NRM cadres fail micro-finance

May 12, 2008

GULU Savings and Credit Co-operative Organisation may lose sh870.8m over unpaid loans and mismanagement. The defaulters are mainly government and security officials and the National Resistance Movement party supporters.

GULU Savings and Credit Co-operative Organisation may lose sh870.8m over unpaid loans and mismanagement, reportsBarbara Among

The defaulters are mainly government and security officials and the National Resistance Movement party supporters. Board chairman Tonny Kitara has asked the President to help recover the money.

“Your Excellency, in ordinary circumstances we should have instituted legal proceedings to recover said monies but our current financial state cannot make it possible for us to engage a lawyer,” said Kitara in a letter of April 21.

“Given the complexity and status of these people, we find your office the only logical option left.”

Richard Todwong, the special presidential adviser in the north, acknowledged receipt of the letter. His office, he explained, had registered several complaints about SACCOs which would be investigated.

The co-operative, Kitara said, had recovered only sh10m from “ordinary defaulters” by attaching their property. “For the NRM cadres, when we try to attach their property, the Police block us.”

Manager Pamela Adyang said the management had written to the defaulters about the loans but they had not replied. “We run their names on local radio stations and none of them responded.”

Documents showed that the NRM cadres and security operatives owe more than sh79m.

According to the cooperative’s manual, any member who defaults is liable to pay a penalty. A defaulter has two days’ grace period, after which a penalty of sh1,000 per day for the first seven days is levied. If one still fails to pay up, the penalty goes to sh2,000 per day until full payment is done.

Given the failure to pay back the loans, Kitara said, the co-operative had failed to pay its clients. Consenquently, some Pader and Pabbo members have sued the management for “lack of money in their accounts.”

A total of 64 members want payment of sh49m. “My pass-book indicates that I had about sh4m but when I went to withdraw the money, I got nothing,” said Patrick Ongom.

When he visited Gulu in 2005, the President advised the business community to form SACCOs and promised to supplement their savings to enable them borrow at low interest rates.

Subsequently, Gulu SACCO was formed and in January 2006, it obtained a sh50m loan from the Micro Finance Support Centre on the President’s directive.

The SACCO has 1,737 members paying a membership fee of sh20,000.

However, most members, especially those from the Government and security circles, have re-paid half or absconded.

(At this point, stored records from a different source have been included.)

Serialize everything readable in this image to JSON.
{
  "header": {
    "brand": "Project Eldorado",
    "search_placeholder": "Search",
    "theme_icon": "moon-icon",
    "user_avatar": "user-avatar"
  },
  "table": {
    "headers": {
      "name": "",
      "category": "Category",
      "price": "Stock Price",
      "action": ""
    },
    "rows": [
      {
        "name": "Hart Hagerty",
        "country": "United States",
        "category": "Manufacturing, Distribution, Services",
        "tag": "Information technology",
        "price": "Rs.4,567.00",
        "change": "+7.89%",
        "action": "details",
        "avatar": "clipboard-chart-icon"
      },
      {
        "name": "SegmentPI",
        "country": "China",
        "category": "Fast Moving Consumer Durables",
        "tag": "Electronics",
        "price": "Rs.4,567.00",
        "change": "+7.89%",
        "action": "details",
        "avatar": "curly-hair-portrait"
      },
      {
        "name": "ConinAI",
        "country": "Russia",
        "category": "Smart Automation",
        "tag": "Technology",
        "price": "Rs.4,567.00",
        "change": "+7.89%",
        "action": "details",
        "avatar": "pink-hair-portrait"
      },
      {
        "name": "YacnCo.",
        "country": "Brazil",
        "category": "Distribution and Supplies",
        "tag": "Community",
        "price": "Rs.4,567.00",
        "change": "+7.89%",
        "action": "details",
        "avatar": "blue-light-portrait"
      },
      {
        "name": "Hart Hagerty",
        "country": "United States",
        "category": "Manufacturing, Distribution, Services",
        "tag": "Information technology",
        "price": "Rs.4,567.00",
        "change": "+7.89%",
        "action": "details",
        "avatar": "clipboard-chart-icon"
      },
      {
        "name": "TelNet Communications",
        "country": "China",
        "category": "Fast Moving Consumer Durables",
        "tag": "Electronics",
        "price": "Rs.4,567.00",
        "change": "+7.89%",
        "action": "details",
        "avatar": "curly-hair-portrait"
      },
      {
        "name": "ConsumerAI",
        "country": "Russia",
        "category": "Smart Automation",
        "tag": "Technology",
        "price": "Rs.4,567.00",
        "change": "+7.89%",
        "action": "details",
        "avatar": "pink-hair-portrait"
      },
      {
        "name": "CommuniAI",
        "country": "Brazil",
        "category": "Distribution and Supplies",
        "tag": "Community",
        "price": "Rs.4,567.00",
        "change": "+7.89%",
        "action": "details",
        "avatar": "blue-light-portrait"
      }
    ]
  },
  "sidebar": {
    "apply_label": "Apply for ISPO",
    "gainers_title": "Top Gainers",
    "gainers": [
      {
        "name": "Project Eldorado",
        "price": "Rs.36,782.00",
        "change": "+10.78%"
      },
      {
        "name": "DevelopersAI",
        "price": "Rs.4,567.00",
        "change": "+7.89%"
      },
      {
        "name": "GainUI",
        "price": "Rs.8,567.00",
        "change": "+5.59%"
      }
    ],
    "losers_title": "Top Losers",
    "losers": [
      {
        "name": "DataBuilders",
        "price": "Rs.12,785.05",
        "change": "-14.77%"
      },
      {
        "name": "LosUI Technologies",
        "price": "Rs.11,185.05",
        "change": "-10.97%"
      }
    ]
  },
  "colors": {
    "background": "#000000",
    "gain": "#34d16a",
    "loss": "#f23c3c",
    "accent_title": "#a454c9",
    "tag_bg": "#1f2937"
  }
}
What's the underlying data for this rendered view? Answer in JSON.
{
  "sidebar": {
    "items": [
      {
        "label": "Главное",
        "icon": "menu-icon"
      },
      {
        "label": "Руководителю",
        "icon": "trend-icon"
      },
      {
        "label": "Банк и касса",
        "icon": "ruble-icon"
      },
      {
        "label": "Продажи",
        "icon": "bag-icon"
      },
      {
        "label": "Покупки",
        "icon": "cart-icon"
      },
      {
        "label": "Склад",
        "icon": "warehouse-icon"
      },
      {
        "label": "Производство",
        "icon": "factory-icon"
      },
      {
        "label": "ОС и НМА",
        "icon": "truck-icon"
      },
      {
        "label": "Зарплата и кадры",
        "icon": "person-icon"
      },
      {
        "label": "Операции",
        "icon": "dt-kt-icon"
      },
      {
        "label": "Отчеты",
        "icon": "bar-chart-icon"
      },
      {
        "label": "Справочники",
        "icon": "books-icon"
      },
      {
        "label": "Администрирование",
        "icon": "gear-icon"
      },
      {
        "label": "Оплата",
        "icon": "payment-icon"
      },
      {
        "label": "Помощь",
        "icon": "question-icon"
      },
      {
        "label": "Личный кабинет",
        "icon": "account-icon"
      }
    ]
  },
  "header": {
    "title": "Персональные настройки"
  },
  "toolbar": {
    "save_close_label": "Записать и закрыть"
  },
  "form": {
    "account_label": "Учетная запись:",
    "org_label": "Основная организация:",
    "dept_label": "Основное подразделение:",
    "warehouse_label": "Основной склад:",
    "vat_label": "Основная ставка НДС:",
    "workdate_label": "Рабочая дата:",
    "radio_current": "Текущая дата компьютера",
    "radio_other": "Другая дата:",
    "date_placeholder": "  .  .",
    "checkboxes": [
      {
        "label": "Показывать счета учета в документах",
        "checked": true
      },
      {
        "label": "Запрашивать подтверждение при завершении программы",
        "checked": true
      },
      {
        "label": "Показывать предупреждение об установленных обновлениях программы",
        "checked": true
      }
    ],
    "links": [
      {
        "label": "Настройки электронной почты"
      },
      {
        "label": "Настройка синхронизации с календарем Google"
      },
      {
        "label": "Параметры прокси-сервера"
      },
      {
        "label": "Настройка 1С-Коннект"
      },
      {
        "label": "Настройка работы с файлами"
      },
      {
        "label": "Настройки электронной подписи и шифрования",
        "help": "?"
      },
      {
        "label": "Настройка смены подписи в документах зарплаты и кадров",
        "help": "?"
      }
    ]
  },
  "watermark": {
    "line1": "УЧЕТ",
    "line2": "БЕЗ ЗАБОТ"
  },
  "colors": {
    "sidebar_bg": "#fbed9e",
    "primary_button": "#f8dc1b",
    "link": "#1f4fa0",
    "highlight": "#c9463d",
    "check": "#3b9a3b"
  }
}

“Some NRM mobilisers have refused to pay, saying it’s their reward for mobilising support for you and the party,” Kitara said in a letter to the President.

NRM mobilisers who absconded payment include Aywee Kwe Women Group sh8.7m, Mii Tam Women Group sh3.79m, Lok Tel Women Group sh8.72m and Otira Traders Group sh8.57m.

However, Francis Mawa said Kitara was using this to coverup the money he mismanaged and cannot account for. Mawa and other board members resigned last March protesting what they called mismanagement by Kitara.